All four women shuddered at the very idea, and the other two Grannys gave Flyswift a long hard look.

“If they did,” said Granny Forthright solemnly, “there’s now three less Grannys on Ozark.”

“Pshaw! I’m not so sure,” said Flyswift. “No, I’m
not
so sure as a Granny’s mind is any punier than a Magician of Rank’s. Who’s to say, excepting always the Magicians of Rank theirselves, and why wouldn’t they?”

“You care to try mindspeech with a Mule?” demanded Granny Heatherknit. “
Or
anything else as lives and breathes? Or doesn’t, for that matter?”

Granny Flyswift admitted that she wouldn’t, particularly.

“Well, then.”

Charity of Airy, tucking back a strand of the hair now gone snow white with the long months of hardship and worry, made a sudden hushing sound. That was twice she’d caught them by surprise in one morning—it was not like Charity to be ill mannered—and they thought as they often had lately how she’d gone gaunt and old since pneumonia had taken her daughter Caroline-Ann. She’d doted on Caroline-Ann, had Charity.

“You thought of something. Charity?” asked Granny Heatherknit gently. “
Have
we forgotten somebody?
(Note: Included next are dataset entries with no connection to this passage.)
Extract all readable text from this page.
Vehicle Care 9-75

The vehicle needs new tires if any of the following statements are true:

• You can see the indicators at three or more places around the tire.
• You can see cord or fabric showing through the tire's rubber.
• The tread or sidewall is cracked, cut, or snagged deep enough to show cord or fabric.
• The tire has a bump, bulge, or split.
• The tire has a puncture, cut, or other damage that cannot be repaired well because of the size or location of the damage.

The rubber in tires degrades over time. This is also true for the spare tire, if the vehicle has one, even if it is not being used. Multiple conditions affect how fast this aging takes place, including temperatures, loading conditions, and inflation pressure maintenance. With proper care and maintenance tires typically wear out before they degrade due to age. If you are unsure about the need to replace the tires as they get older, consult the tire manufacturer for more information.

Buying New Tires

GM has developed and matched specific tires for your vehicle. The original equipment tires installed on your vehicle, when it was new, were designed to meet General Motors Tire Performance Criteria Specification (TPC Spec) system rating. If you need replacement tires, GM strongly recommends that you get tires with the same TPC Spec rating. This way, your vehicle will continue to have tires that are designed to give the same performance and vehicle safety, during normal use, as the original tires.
Twelve Families there’s always been, and twelve we’ve counted off—unless a thirteenth’s landed, and a fine time they’ve picked if they have, I must say! We’ve accounted for all, to my mind.”

“It’s not that,” said Charity. “No, it’s something that just struck me. And I may not be right.”

“And you may not be wrong, either. Many a long year now you’ve been solving problems, it stands to reason you’d get good at it,” said Granny Heatherhut. “What’s struck you, m’dear?”

“Those things. Those crystals.”

“Struck us all, I do believe. Charity.”

“Yes, but I’ve been thinking about them ... Veritas Truebreed Motley says they’re devices to gather up energy, focus it—that they’re up there charging, like batteries. And I ask myself, where are they
getting
that energy? It’s happening fast, Grannys. You go look and see how much darker they are, and feel how much louder! What arc they drawing on for a source?”

“Charity, might could be there’s a mothership up there, beaming it down to them; might could be
any
thing!”

The Grannys nodded, all in agreement on that; the unknown was, after all, the unknown. But Charity had something on her mind.

“I have an idea,” she declared, “and I plan to spread it!” And she was running for Castle Airy’s comset speaker, her skirts hitched up in one hand and the cane she’d taken to using lately clutched in the other.


If
I can get through!” she called back over her shoulder, and out the door she went, leaving the Grannys staring after her.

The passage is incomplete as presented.